You know how many times you feel uncomfortable talking to strangers? How you endure things because there’s some sort of social barrier since you don’t know them? It’s like strangers speak a different language, broadcast on a different wavelength to which you aren’t attuned, until you balls up and talk to them. Well, I know some of you don’t feel that way at all, but I do. It’s the reason I refuse to meet women at bars. I feel like there needs to be a significant common thread, a parallel course, before joining life paths in that way. These are the threads that weave social webs, and hold societies together. Anyway, whereas before that barrier was merely perceived, it’s real here. You couldn’t talk to them even if you wanted to, they don’t speak the same language as you. It’s nice to have some of the crazier thoughts in my head made tangible in reality.

I realize that, at least for the version of this journal I make available to them, this is the most of my thoughts/my life my family has really ever known. Maybe in 6 months or so, this journal will contain in triplicate the sum total of all the information about myself and my life I have ever shared with my parents, at least since moving to Oregon, and being old enough to want to keep things to myself/realize it’s better that way. It really has little to do with them though, it’s the same for me with them as just about everyone else. So, welcome. I promise I’m not crazy. Just verbose. Little doubt from whom I inherited that.

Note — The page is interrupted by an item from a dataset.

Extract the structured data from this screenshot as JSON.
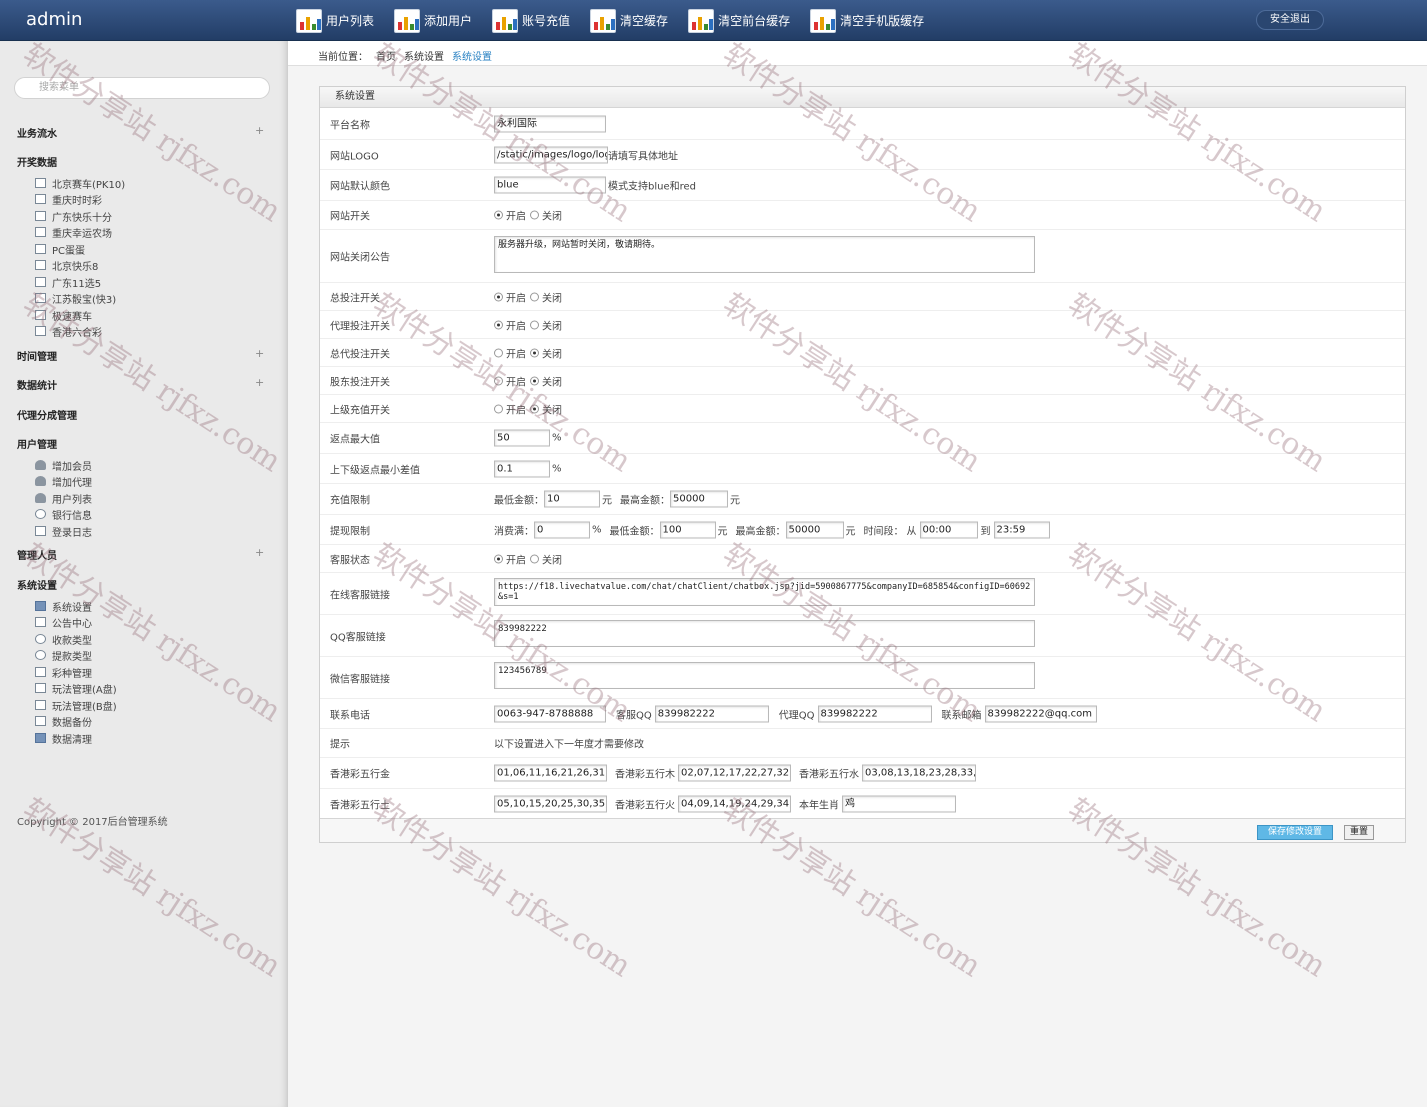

Speaking of blinders, I had my three week evaluation yesterday in 柏 Kashiwa. It was kinda funny I guess, I taught a lesson I really liked, and the students were just wet noodles. They really handed me very little to work with, and I probably lack the tools at this point to extract what I need from them, so my review was interesting to say the least. I got points for following the lesson plan exactly as I should, and then talked to about how I shouldn’t stick entirely to the lesson plan. I was sticking too much to what was comfortable and not exploring new techniques, or something. I like being held to standards that haven’t been taught. It’s a clever way to make sure no one ever aces evals. You get tested on your ability to demonstrate the skills you’re due to learn the following week. I did so well on my first evaluation because I’m a quick learner, and got comfortable quickly. Now that I’m good at it, I’m getting docked for not having divined the next set of instructions. Lol. Whatever guys. As soon as you give me the tools, I’ll be a threat to your job security.